听得任淑君这么吩咐,安道顺应了声:“是。”当下微微闭目,眼不见为净。
任落华对虞晴儿说:“孩子,你就在这儿陪我吧。”虞晴儿很愿意待在老太爷身边,但放心不下鹿淮,心里踌躇,没有说话。
任落华见状问道:“怎么了,想什么呢?”虞晴儿道:“我还有个哥哥,在陈六伯那儿。”任落华问安道顺道:“陈六伯是谁?”陈六伯是下房院的仆人,几乎不到上房院来,是故老太爷不认得他。
安道顺连忙回禀:“回老太爷,陈六是下房院管伙房的都管。”虞晴儿便把陈六伯救她的事跟任落华说了。任落华听罢道:“嗯,这个容易,你在我这儿伺候我,没事的时候尽可以去找他,没关系的。”听他这么说,虞晴儿便点头应了。
一时用饭已毕,任淑君等告退,任落华打发了个婆子,让她领着虞晴儿回下房院去。
虞晴儿回到了下房院,把事情和陈六伯说了,陈六伯大喜,嘱咐虞晴儿好好伺候老太爷,有空过来逛逛,自己会代为照顾鹿淮。
虞晴儿一一应了,又去看望鹿淮。
经过一段日子的调养,鹿淮的精神已经好了许多,但伤势并未好转。
他得知虞晴儿要去伺候老太爷,心里不舍,又觉得自己无法照顾虞晴儿,让她须得去当丫鬟伺候人,不免自觉无用。可无奈重伤难愈,别无他法,只能自己生闷气。
自此虞晴儿就跟了任老太爷,住在上房院。平时倒也没什么事情做,只是伺候老爷子的一些生活起居,陪老太爷种花聊天。有空时,老太爷就说一些奇闻典故给她听,这一老一少一起过活,倒也快乐。
接触久了,虞晴儿发现老太爷也并非那样难以亲近,反而有些真情真性的东西,很容易感染别人。
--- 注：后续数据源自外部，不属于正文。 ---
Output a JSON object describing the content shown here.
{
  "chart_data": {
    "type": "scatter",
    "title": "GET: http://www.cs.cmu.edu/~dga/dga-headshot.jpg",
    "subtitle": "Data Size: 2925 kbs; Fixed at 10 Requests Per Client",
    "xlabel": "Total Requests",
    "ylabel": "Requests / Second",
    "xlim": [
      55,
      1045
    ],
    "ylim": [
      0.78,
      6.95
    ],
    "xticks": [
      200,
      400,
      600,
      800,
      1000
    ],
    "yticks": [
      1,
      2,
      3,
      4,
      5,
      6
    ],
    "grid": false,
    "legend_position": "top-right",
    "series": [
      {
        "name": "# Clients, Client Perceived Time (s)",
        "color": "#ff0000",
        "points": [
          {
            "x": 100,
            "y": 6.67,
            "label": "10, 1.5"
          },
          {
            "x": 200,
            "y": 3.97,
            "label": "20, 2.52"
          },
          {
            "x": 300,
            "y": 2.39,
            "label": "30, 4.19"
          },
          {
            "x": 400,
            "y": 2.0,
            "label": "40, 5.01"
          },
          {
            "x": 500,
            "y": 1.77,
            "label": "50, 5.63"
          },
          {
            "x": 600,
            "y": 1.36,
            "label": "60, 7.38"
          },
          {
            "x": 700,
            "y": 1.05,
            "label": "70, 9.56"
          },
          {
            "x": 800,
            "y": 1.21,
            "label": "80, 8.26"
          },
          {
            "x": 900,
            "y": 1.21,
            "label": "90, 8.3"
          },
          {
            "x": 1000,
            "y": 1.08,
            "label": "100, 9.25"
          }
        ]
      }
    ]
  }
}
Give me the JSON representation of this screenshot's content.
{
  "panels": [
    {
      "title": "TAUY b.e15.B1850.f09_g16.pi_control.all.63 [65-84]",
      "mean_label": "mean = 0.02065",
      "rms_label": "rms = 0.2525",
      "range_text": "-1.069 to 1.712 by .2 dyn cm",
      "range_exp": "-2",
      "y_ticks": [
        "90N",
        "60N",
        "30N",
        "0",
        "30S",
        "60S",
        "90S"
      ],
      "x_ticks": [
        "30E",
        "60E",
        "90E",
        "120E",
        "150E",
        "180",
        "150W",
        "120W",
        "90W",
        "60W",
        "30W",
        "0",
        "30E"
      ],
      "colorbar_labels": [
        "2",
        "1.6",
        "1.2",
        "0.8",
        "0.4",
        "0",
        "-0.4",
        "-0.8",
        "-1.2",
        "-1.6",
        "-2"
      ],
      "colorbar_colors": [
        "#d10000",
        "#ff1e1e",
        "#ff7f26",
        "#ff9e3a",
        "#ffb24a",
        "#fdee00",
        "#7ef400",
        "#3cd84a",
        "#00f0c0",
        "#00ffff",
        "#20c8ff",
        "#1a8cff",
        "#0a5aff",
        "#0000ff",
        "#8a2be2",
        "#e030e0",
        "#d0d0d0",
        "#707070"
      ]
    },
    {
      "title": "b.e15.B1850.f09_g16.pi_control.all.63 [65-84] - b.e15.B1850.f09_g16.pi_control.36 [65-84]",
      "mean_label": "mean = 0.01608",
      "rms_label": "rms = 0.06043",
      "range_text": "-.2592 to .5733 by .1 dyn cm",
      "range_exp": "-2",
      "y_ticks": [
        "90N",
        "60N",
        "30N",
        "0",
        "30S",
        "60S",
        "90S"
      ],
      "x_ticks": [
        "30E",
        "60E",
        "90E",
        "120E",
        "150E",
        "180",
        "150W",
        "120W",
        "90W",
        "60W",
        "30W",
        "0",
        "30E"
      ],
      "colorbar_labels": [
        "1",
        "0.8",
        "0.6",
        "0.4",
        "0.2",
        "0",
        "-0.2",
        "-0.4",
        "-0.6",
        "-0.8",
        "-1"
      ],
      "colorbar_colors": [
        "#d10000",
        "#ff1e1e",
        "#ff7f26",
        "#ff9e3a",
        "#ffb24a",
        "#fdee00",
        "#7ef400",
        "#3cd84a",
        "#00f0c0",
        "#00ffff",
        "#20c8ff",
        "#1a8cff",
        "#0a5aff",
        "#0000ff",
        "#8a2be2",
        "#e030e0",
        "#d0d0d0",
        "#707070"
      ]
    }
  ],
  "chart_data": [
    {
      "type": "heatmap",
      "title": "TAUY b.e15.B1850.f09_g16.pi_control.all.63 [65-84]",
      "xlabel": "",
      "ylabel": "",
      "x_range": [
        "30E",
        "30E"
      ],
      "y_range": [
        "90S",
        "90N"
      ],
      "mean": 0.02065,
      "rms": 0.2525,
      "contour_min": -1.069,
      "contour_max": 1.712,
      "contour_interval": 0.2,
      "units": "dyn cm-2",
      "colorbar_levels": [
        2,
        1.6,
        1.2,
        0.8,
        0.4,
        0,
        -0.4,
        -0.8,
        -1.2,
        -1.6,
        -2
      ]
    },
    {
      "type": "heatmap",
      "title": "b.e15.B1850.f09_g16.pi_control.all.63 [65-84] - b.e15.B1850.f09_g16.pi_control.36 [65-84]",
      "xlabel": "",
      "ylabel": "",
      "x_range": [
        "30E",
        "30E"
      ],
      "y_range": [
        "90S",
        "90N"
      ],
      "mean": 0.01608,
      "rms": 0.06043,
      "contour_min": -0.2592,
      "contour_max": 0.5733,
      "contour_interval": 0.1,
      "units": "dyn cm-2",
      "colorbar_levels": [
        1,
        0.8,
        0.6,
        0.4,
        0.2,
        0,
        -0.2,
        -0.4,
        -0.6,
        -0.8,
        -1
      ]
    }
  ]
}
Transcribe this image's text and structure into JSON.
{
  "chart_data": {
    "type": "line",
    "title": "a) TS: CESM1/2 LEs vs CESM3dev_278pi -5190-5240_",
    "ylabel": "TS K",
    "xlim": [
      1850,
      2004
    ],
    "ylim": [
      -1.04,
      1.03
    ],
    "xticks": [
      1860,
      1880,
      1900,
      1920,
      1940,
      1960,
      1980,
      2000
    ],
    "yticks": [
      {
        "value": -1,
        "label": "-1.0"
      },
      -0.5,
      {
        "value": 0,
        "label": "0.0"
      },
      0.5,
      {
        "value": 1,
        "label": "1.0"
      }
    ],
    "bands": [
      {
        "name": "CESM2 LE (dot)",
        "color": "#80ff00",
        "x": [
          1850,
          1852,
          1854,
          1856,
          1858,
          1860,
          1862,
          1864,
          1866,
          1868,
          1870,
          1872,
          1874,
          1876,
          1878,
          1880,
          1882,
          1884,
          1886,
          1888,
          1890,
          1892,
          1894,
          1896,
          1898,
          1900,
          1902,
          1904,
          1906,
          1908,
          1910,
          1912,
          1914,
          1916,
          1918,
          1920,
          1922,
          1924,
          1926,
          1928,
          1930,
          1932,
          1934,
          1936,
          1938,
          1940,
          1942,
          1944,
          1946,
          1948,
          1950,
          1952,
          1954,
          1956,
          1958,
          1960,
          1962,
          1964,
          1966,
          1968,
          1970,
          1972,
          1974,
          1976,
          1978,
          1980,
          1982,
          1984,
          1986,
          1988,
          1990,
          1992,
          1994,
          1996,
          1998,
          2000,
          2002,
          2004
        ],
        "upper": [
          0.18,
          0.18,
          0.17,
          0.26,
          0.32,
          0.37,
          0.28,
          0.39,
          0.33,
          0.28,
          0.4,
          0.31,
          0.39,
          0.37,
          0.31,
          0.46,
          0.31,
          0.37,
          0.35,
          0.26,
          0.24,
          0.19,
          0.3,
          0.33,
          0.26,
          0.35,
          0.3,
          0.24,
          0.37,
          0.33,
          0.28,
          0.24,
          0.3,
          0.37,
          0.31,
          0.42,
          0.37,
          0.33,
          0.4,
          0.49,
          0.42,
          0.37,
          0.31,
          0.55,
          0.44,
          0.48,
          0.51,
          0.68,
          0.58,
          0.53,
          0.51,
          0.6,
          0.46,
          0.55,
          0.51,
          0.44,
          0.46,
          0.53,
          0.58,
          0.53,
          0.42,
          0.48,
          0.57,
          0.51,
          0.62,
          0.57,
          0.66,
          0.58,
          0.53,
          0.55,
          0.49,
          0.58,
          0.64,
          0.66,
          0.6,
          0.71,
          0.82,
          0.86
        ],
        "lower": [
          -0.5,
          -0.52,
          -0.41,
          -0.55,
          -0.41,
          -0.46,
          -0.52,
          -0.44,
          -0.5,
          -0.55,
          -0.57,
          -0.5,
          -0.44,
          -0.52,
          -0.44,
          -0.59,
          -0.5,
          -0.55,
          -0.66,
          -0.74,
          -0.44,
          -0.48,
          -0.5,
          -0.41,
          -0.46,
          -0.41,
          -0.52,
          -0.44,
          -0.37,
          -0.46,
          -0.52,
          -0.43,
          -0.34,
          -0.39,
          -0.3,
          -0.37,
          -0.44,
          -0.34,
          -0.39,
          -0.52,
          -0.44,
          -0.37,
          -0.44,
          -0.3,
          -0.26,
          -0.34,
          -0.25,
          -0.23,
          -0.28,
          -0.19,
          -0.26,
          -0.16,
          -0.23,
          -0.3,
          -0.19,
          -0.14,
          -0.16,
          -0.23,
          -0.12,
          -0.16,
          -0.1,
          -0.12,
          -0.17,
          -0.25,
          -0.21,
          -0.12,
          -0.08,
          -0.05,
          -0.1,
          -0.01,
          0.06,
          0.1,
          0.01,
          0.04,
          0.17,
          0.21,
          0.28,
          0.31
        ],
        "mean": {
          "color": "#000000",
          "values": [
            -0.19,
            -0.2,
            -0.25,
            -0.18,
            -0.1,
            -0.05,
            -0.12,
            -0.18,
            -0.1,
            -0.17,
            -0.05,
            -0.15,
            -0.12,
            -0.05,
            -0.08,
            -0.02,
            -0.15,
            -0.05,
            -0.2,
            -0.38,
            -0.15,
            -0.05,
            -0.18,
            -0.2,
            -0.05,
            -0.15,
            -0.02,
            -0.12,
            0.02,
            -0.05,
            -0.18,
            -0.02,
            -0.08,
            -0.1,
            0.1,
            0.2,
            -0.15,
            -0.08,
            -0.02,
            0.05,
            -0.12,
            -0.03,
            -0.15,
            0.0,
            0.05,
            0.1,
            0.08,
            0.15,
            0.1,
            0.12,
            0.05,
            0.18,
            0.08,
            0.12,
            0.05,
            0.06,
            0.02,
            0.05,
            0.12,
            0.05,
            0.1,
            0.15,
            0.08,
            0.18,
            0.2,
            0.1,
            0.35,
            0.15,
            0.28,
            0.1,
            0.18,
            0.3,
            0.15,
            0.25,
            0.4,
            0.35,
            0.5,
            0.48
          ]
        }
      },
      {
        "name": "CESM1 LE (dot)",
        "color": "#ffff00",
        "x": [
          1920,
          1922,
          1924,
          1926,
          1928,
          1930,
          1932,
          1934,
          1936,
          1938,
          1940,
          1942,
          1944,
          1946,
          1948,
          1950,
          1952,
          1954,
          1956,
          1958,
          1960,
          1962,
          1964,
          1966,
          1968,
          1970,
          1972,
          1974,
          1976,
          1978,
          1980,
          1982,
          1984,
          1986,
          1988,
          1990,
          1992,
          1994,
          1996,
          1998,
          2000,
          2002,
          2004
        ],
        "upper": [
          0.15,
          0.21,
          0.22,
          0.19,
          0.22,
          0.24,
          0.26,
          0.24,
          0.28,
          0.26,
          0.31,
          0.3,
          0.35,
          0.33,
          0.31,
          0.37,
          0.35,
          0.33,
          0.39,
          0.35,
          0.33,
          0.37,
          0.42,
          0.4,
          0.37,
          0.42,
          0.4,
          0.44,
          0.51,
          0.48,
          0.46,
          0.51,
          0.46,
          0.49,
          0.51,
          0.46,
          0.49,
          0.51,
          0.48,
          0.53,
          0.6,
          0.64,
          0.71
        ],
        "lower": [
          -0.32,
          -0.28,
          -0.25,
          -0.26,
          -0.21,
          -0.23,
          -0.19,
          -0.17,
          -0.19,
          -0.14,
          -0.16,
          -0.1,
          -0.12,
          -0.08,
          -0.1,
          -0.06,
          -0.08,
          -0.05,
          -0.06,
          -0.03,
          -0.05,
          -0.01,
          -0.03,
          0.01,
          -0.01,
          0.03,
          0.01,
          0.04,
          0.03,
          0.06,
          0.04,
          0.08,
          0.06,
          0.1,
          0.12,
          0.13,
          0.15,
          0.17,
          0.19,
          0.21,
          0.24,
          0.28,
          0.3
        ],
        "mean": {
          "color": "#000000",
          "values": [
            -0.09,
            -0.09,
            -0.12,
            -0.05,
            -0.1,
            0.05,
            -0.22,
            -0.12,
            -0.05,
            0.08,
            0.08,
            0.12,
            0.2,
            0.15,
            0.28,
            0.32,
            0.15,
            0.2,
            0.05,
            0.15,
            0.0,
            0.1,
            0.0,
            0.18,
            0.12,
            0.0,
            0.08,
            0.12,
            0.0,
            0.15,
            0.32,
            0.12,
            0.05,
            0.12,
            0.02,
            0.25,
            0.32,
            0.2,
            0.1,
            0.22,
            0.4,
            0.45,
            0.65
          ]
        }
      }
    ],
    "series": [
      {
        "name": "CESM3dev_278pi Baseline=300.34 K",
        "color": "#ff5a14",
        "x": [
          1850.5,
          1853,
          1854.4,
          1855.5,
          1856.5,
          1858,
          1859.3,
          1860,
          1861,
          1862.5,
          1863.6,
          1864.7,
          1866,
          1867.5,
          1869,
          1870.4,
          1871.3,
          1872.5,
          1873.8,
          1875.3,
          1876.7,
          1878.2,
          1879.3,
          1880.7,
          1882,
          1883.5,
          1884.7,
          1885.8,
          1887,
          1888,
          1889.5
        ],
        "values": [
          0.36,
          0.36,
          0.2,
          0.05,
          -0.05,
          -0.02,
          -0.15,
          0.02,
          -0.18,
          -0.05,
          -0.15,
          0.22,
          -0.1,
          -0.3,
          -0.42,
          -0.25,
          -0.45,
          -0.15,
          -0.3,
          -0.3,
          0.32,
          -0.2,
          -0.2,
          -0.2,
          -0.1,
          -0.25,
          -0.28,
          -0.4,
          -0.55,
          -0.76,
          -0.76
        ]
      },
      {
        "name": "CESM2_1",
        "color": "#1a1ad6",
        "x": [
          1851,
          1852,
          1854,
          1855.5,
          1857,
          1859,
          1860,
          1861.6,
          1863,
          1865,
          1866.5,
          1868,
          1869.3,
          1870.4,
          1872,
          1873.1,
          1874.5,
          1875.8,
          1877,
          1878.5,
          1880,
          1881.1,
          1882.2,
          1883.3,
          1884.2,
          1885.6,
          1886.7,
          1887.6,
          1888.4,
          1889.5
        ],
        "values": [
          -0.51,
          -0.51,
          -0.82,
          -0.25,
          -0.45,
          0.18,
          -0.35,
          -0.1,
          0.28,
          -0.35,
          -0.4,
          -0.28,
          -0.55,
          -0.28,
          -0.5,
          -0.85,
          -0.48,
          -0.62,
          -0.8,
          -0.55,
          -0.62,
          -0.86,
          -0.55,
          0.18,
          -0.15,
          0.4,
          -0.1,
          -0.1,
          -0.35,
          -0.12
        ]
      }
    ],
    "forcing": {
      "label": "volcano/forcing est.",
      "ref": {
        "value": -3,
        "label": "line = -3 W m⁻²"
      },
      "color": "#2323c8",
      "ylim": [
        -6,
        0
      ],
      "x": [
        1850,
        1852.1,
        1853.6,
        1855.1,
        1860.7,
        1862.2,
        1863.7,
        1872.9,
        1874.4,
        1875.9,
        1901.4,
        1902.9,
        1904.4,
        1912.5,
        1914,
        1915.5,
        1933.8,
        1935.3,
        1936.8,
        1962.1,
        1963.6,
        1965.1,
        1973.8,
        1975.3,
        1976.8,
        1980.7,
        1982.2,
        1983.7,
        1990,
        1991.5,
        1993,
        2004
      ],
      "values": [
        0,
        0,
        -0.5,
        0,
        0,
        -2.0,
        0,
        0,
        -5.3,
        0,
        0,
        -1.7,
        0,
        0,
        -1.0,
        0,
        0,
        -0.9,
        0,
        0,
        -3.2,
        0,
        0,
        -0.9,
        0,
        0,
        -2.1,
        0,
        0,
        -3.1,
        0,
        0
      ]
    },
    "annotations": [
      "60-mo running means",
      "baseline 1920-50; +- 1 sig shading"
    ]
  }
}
府中众人都知道虞晴儿是老太爷跟前的红人,个个对她礼敬有加,任淑君夫妇也对她甚为客气。
虞晴儿一个月有两贯钱,可她吃喝不愁,加之住在府中,有钱也没地方使,心想月底若是领了月钱,便拿去交与陈六伯保管。
这日虞晴儿莳花已毕,坐在石阶上休息,心里却想着鹿淮的伤势,不禁有些发愁。
这时忽见一个人走进菊园,那人身形高大,浑身皮肤黑如浓墨,头发已然花白,一脸愁苦神色,看上去十分可怖。
虞晴儿从未见过黑人,登时吓了一跳,见那人越走越近,便站起身来,慌声问道:“你是什么人,怎么到老太爷的菊园来了?”那人恍若不闻,一步一步向老太爷的居室走来。
虞晴儿心里害怕,见他不停步,忙向房内喊道:“老太爷,您快出来,出事了!”
房门打开,任落华拿着本书从房里出来,一见这黑人,登时笑道:“哟,你回来了,种子拿回来了么?”那黑人走到任落华身边,低声几句,从怀里掏出一袋花种,交给任落华过目。任落华接过花种,打开看看,又放到鼻端嗅嗅,点了点头,把花种递回道:“这东西来之不易,可得收好了,别冷着也别热着,来年可指着它呢。”那黑人点了点头,把花种接了过去。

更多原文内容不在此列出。